Quello delle “mutande verdi”, un paio di pantaloni che Cota acquistò in un viaggio negli Stati Uniti e fu addebitato al gruppo, è stato un caso mediatico per almeno due anni e, dopo una prima fase di patteggiamenti e condanne in primo grado ma anche di proscioglimenti – come l’attuale vicepresidente piemontese Aldo Reschigna – ha avuto nei mesi scorsi un epilogo diverso.

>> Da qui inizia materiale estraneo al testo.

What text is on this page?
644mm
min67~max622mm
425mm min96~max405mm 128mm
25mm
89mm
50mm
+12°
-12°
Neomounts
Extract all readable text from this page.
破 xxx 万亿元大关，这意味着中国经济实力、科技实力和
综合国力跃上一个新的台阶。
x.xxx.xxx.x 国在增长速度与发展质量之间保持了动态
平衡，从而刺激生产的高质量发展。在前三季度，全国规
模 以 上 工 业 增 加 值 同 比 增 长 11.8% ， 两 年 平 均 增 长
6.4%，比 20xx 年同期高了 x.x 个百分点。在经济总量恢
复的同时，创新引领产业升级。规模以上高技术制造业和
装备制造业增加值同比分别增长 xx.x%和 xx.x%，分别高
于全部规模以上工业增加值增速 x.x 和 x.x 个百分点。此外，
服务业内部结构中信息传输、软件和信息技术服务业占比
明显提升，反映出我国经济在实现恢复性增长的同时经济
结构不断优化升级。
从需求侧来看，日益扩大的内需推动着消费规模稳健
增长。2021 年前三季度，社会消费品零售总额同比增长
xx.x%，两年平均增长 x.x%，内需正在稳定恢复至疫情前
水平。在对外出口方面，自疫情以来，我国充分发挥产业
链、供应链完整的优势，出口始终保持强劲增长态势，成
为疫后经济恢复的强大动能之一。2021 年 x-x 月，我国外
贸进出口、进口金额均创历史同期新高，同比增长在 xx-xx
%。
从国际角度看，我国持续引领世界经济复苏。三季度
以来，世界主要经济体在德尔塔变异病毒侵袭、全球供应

Nelle 330 pagine di motivazioni pubblicate oggi emerge chiaramente la discriminante dei giudici: è stato condannato chi ha acquistato beni palesemente per fini esclusivamente personali, come il pranzo della comunione del figlio, i biglietti della Juventus allo Stadium, i vestiti, le vacanze. I regali o i doni fatti a politici o a personalità, al contrario, sono stati considerati legittimi. Tra coloro che sono usciti assolti con formula piena, per non aver commesso il fatto, c’è anche il verbanese Roberto De Magistris, già vicesindaco a Verbania e consigliere regionale.

Ora bisognerà capire se la Procura impugnerà in Appello, dove sono attesi i giudizi sui consiglieri regionali della Valle d’Aosta assolti e su chi, scegliendo il rito abbreviato, è già passato dal primo grado.